Hal ini disebabkan, pelabuhan Kerajaan Sunda, yaitu Sundakalapa berhasil
ditaklukan. Ketika Banten muncul sebagai Kesultanan yang berdaulat ditangan
putra Susuhunan Jati, yaitu Maulana Hasanuddin, masalahnya
timbul, apakah Sunda Kalapa termasuk kekuasaan Cirebon atau Banten?
Bagi
Kesultanan Banten, batas wilayah ini dibuat mudah saja, dan tidak pernah
menimbulkan konflik. Hanya saja pada tahun 1679 dan 1681, Cirebon pernah
mengklaim daerah Sumedang, Indramayu, Galuh, dan Sukapura yang saat itu
dipengaruhi Banten, sebagai wilayah pengaruhnya.
Pada masa Panembahan Ratu, perhatian lebih
diarahkan kepada penguatan kehidupan keagamaan. Kedudukannya sebagai ulama,
merupakan salah satu alasan Sultan Mataram agak segan untuk memasukkan Cirebon
sebagai daerah taklukan.
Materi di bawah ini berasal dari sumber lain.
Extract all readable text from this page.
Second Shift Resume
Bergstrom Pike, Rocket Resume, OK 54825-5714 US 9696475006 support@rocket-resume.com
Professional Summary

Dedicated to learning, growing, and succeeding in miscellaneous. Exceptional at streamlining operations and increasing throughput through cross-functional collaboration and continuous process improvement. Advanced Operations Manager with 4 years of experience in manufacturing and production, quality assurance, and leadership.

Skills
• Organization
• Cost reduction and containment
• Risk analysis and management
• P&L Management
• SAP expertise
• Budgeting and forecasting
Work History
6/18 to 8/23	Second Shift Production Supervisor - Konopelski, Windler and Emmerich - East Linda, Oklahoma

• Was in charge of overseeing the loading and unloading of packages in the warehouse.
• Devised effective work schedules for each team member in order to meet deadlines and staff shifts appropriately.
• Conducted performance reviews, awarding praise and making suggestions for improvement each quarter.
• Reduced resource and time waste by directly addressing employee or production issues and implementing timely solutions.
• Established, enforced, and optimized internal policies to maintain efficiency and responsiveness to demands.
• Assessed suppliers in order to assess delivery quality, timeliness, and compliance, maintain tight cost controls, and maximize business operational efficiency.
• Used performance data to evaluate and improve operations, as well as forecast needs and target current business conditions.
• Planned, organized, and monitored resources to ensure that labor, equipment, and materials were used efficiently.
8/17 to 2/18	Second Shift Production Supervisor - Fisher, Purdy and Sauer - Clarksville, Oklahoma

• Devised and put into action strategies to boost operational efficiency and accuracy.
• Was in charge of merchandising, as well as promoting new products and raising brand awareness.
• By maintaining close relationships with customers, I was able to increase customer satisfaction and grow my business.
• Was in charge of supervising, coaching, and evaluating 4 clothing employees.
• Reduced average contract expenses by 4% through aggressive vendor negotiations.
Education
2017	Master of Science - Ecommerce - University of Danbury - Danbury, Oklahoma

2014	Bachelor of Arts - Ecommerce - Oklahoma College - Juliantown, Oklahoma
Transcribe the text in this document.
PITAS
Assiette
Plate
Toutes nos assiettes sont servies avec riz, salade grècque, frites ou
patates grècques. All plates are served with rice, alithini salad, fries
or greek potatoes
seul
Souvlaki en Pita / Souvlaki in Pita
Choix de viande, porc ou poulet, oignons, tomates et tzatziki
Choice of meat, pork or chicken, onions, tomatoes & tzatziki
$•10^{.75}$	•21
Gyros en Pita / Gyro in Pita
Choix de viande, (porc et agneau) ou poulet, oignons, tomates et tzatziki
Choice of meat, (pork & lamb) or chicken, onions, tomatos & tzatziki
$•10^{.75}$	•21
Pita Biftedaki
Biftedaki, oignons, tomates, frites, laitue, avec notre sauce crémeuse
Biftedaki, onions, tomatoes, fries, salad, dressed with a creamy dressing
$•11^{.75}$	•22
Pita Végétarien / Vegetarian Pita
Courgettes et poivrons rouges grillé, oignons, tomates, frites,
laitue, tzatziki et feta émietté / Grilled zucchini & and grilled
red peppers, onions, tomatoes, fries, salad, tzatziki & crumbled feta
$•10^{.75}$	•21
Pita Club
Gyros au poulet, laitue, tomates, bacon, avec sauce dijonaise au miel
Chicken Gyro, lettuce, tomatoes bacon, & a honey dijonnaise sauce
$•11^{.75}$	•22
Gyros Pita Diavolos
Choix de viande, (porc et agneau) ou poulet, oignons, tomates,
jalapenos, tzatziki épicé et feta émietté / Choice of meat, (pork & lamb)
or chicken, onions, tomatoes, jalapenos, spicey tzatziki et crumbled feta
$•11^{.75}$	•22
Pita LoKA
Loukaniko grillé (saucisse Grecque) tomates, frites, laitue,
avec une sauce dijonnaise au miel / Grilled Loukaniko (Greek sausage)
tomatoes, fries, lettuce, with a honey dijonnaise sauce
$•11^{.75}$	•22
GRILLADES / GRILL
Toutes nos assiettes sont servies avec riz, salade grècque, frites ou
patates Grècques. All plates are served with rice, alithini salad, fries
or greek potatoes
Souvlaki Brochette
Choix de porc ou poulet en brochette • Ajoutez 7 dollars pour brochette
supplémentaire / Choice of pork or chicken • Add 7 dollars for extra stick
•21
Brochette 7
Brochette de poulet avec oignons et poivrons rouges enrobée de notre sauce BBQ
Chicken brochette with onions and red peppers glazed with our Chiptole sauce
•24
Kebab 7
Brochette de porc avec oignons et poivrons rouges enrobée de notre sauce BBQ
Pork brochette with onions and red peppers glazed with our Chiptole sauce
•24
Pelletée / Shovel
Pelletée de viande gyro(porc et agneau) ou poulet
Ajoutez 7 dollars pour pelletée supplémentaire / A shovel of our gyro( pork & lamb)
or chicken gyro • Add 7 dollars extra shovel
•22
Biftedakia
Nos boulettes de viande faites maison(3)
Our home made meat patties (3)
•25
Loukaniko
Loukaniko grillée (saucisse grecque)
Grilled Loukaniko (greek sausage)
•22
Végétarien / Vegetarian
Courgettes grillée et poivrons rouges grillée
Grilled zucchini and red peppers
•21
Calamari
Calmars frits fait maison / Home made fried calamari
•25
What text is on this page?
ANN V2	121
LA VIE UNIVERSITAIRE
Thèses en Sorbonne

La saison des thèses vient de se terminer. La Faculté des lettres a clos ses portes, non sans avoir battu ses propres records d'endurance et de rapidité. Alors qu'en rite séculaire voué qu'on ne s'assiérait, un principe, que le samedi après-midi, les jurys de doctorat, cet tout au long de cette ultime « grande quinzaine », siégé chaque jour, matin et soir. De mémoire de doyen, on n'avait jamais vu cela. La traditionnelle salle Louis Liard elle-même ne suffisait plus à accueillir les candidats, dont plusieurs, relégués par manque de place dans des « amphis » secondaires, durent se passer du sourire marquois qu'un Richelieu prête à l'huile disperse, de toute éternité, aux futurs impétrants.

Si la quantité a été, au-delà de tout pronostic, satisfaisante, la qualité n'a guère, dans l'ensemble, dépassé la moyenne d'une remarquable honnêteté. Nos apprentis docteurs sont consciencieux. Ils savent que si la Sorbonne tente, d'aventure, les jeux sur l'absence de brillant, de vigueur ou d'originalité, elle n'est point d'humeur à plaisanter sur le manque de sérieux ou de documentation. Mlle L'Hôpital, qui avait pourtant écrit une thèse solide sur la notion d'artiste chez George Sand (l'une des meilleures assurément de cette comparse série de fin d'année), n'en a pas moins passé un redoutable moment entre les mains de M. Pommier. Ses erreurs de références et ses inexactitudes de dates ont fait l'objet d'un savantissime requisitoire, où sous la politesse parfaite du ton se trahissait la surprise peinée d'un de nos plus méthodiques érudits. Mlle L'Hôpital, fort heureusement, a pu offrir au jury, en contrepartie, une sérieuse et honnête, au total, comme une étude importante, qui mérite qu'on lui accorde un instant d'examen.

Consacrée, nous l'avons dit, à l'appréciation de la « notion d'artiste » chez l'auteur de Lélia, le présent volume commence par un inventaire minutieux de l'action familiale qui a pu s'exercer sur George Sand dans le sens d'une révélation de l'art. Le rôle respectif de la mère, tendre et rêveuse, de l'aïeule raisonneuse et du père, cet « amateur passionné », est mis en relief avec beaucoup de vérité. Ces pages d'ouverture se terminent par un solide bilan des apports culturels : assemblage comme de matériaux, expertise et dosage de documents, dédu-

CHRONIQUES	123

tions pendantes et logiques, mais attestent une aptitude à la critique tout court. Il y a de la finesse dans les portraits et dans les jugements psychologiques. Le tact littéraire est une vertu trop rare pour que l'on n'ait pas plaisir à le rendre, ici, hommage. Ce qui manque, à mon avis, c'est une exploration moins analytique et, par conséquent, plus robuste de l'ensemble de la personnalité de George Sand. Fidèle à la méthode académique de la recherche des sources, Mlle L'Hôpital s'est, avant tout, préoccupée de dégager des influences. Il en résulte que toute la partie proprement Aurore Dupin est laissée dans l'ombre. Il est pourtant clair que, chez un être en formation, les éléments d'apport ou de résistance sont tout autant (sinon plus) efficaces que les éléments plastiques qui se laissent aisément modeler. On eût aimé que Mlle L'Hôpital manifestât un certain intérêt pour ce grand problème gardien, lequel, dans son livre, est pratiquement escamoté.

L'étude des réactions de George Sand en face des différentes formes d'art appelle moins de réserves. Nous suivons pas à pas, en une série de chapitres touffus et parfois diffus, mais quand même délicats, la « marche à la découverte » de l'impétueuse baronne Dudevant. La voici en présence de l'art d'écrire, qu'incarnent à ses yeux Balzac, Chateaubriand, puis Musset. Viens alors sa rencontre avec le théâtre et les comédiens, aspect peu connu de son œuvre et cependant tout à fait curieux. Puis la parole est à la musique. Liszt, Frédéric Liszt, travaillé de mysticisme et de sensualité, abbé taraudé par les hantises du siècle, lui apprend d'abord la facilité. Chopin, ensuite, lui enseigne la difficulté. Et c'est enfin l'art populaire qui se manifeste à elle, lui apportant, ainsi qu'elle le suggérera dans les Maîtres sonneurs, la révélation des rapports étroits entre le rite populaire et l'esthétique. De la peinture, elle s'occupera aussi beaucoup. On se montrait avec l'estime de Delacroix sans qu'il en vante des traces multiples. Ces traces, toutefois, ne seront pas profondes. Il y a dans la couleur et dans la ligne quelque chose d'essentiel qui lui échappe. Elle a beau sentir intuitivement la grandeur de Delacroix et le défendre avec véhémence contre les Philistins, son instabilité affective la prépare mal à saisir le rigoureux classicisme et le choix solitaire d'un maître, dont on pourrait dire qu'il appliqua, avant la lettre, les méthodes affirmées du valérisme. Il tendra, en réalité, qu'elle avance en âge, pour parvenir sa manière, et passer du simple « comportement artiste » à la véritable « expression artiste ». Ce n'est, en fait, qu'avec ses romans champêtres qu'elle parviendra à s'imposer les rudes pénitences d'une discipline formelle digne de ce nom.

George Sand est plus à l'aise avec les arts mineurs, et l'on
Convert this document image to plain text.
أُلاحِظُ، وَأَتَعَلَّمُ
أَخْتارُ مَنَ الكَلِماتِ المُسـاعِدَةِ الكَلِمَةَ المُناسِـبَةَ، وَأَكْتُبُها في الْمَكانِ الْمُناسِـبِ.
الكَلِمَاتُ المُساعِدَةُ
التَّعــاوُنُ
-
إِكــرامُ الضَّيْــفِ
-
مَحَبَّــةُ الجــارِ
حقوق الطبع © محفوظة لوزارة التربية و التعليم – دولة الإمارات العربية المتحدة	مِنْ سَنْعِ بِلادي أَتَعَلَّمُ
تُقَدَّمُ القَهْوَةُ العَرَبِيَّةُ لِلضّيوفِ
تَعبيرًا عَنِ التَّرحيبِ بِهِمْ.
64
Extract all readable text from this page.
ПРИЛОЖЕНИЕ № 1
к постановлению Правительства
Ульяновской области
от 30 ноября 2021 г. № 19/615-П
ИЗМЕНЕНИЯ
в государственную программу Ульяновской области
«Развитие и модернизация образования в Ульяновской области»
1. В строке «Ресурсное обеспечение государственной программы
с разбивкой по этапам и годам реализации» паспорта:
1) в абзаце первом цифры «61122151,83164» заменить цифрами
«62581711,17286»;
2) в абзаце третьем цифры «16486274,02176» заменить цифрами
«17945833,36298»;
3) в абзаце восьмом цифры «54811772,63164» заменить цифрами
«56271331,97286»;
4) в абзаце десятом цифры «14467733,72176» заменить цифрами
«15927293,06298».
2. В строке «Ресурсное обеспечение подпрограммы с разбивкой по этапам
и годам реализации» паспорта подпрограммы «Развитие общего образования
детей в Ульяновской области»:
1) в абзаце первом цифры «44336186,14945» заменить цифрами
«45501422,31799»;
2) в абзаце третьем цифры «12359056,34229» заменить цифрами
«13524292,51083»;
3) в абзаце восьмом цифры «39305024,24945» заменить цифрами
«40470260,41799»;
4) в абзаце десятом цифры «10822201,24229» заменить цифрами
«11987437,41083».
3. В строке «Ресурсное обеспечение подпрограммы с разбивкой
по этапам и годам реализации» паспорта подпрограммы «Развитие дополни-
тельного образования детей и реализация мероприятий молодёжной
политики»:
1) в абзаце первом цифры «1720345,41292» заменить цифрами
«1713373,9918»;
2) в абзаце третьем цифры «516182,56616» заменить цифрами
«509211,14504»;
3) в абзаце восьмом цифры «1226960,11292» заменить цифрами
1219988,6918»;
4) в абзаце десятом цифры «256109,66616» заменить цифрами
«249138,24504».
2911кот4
Wilayah Kesultanan Cirebon saat itu meliputi
Indramayu, Majalengka, Kuningan, Kabupaten dan Kotamadya Cirebon sekarang.
Ketika Panembahan Ratu wafat, tahun 1649 ia digantikan oleh cucunya Panembahan
Girilaya atau Panembahan Ratu II. Dari perkawinannya dengan puteri Sunan
Tegalwangi, Panembahan Girilaya memiliki 3 anak, yaitu Pangeran
Martawijaya, Pangeran Kertawijaya, dan Pangeran Wangsakerta.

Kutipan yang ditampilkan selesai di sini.